O nome de Casa dos Joséphites remete aos religiosos da Confraria de São José, vindos da região de Lyon a pedido do príncipe Armand de Bourbon-Conti. Por volta de 1660, ele mandou erguer o edifício para abrigar uma escola gratuita destinada às crianças da paróquia. Os padres encarregados do ensino ali viviam e exerciam a sua missão, deixando ao imóvel o nome pelo qual ainda hoje é conhecido.
São raros os edifícios adamenses que conseguem contar com tanta clareza a história da educação e da vida religiosa sob o Antigo Regime. Com as suas fachadas de pedra, os volumes preservados e a sua localização no coração do antigo centro da vila, a Casa dos Joséfitas constitui um marco importante do cenário urbano.

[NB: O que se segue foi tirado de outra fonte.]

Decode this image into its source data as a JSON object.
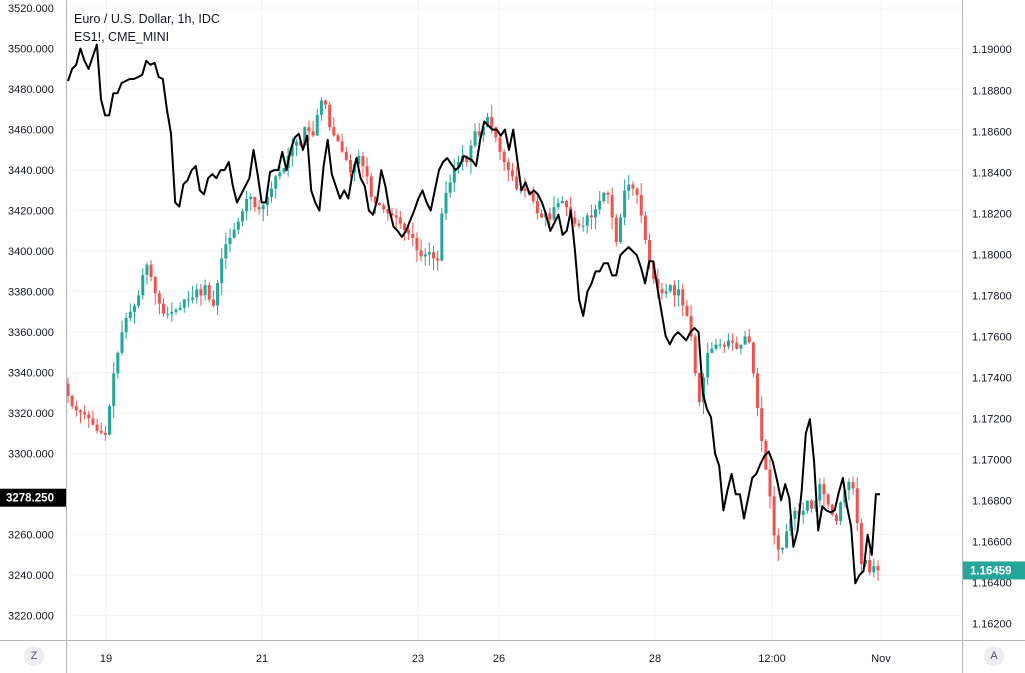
{
  "legend": {
    "main": "Euro / U.S. Dollar, 1h, IDC",
    "compare": "ES1!, CME_MINI"
  },
  "buttons": {
    "left": "Z",
    "right": "A"
  },
  "colors": {
    "up": "#26a69a",
    "down": "#ef5350",
    "line": "#000000",
    "grid": "#f0f3fa",
    "axis": "#b2b5be",
    "lastPriceBadge": "#26a69a",
    "leftBadge": "#000000"
  },
  "chart_data": {
    "type": "candlestick+line",
    "x_ticks": [
      "19",
      "21",
      "23",
      "26",
      "28",
      "12:00",
      "Nov"
    ],
    "left_axis": {
      "ticks": [
        "3520.000",
        "3500.000",
        "3480.000",
        "3460.000",
        "3440.000",
        "3420.000",
        "3400.000",
        "3380.000",
        "3360.000",
        "3340.000",
        "3320.000",
        "3300.000",
        "3260.000",
        "3240.000",
        "3220.000"
      ],
      "range": [
        3208,
        3524
      ],
      "badge": "3278.250"
    },
    "right_axis": {
      "ticks": [
        "1.19000",
        "1.18800",
        "1.18600",
        "1.18400",
        "1.18200",
        "1.18000",
        "1.17800",
        "1.17600",
        "1.17400",
        "1.17200",
        "1.17000",
        "1.16800",
        "1.16600",
        "1.16400",
        "1.16200"
      ],
      "range": [
        1.1612,
        1.1924
      ],
      "badge": "1.16459"
    },
    "eurusd_close": [
      1.1731,
      1.1726,
      1.1724,
      1.1723,
      1.1722,
      1.172,
      1.1717,
      1.1714,
      1.1713,
      1.1712,
      1.1726,
      1.1742,
      1.1752,
      1.1762,
      1.1769,
      1.1772,
      1.1775,
      1.178,
      1.179,
      1.1795,
      1.1789,
      1.1781,
      1.1776,
      1.1771,
      1.1771,
      1.1772,
      1.1773,
      1.1774,
      1.1778,
      1.1778,
      1.1779,
      1.1783,
      1.178,
      1.1785,
      1.1778,
      1.1775,
      1.1786,
      1.1798,
      1.1805,
      1.1808,
      1.1812,
      1.1816,
      1.1821,
      1.1827,
      1.1828,
      1.1823,
      1.1822,
      1.1824,
      1.1828,
      1.1832,
      1.1838,
      1.184,
      1.1842,
      1.1848,
      1.1853,
      1.1855,
      1.1853,
      1.1862,
      1.186,
      1.1858,
      1.1868,
      1.1875,
      1.1873,
      1.1862,
      1.1858,
      1.1855,
      1.185,
      1.1846,
      1.184,
      1.1844,
      1.1848,
      1.1843,
      1.1838,
      1.1828,
      1.1825,
      1.1824,
      1.1822,
      1.182,
      1.1819,
      1.1818,
      1.1815,
      1.1812,
      1.181,
      1.1808,
      1.1802,
      1.1799,
      1.18,
      1.1801,
      1.1798,
      1.1797,
      1.182,
      1.183,
      1.1835,
      1.1842,
      1.1845,
      1.1848,
      1.1845,
      1.1853,
      1.186,
      1.1858,
      1.1862,
      1.1867,
      1.1862,
      1.1857,
      1.185,
      1.1845,
      1.1841,
      1.1838,
      1.1832,
      1.1832,
      1.1831,
      1.183,
      1.1826,
      1.182,
      1.1818,
      1.182,
      1.1817,
      1.1823,
      1.1825,
      1.1826,
      1.1823,
      1.1818,
      1.1815,
      1.1814,
      1.1814,
      1.1819,
      1.1818,
      1.1822,
      1.1826,
      1.183,
      1.1829,
      1.1818,
      1.1806,
      1.1818,
      1.1831,
      1.1834,
      1.1832,
      1.1829,
      1.1819,
      1.1807,
      1.1796,
      1.1788,
      1.1783,
      1.1781,
      1.1782,
      1.1785,
      1.178,
      1.1783,
      1.1775,
      1.177,
      1.176,
      1.1742,
      1.1728,
      1.174,
      1.1752,
      1.1754,
      1.1756,
      1.1756,
      1.1755,
      1.1758,
      1.1757,
      1.1754,
      1.1756,
      1.176,
      1.1757,
      1.1742,
      1.1725,
      1.1709,
      1.1695,
      1.1682,
      1.1663,
      1.1656,
      1.1657,
      1.1665,
      1.1671,
      1.1675,
      1.1673,
      1.1675,
      1.168,
      1.1676,
      1.168,
      1.1688,
      1.1683,
      1.1678,
      1.1673,
      1.167,
      1.1679,
      1.1685,
      1.1689,
      1.1686,
      1.1669,
      1.1649,
      1.1651,
      1.1645,
      1.1648,
      1.1646
    ],
    "es_close": [
      3484,
      3490,
      3492,
      3500,
      3494,
      3490,
      3496,
      3502,
      3475,
      3467,
      3467,
      3478,
      3478,
      3483,
      3484,
      3485,
      3485,
      3486,
      3487,
      3494,
      3492,
      3493,
      3486,
      3485,
      3470,
      3458,
      3424,
      3422,
      3433,
      3435,
      3440,
      3442,
      3430,
      3428,
      3436,
      3438,
      3436,
      3440,
      3440,
      3444,
      3432,
      3424,
      3428,
      3432,
      3436,
      3450,
      3438,
      3424,
      3424,
      3439,
      3440,
      3440,
      3449,
      3440,
      3450,
      3456,
      3458,
      3450,
      3457,
      3430,
      3424,
      3420,
      3442,
      3455,
      3438,
      3432,
      3426,
      3430,
      3426,
      3438,
      3446,
      3436,
      3432,
      3420,
      3418,
      3425,
      3440,
      3432,
      3420,
      3412,
      3410,
      3407,
      3410,
      3415,
      3420,
      3426,
      3430,
      3424,
      3420,
      3430,
      3440,
      3444,
      3446,
      3443,
      3440,
      3442,
      3447,
      3446,
      3445,
      3442,
      3455,
      3464,
      3462,
      3460,
      3460,
      3457,
      3460,
      3450,
      3460,
      3445,
      3430,
      3434,
      3428,
      3430,
      3428,
      3424,
      3418,
      3410,
      3414,
      3418,
      3408,
      3410,
      3420,
      3400,
      3376,
      3368,
      3380,
      3384,
      3390,
      3390,
      3394,
      3394,
      3388,
      3388,
      3398,
      3400,
      3402,
      3400,
      3398,
      3392,
      3384,
      3395,
      3395,
      3382,
      3370,
      3358,
      3354,
      3358,
      3360,
      3358,
      3356,
      3360,
      3362,
      3360,
      3330,
      3322,
      3318,
      3300,
      3294,
      3272,
      3282,
      3290,
      3280,
      3280,
      3268,
      3278,
      3288,
      3290,
      3295,
      3299,
      3301,
      3296,
      3287,
      3277,
      3285,
      3278,
      3254,
      3262,
      3282,
      3310,
      3317,
      3296,
      3262,
      3274,
      3272,
      3271,
      3272,
      3281,
      3288,
      3274,
      3264,
      3236,
      3240,
      3242,
      3260,
      3250,
      3280,
      3280
    ]
  }
}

O seu valor patrimonial deve-se também à sua antiguidade: é frequentemente apresentada como o edifício mais antigo conservado do concelho.
A Revolução marca um ponto de virada: as Joséphites são expulsas em 1792 e o edifício é vendido no ano seguinte. Adquirido pela prefeitura em 1916, acolheu sucessivamente diferentes serviços e, depois, o museu Louis-Senlecq, instalado em suas paredes de 1939 a 2006. Hoje, a edificação está sujeita a um amplo projeto de reabilitação, destinado a oferecer-lhe uma nova vocação cultural, aberta ao público.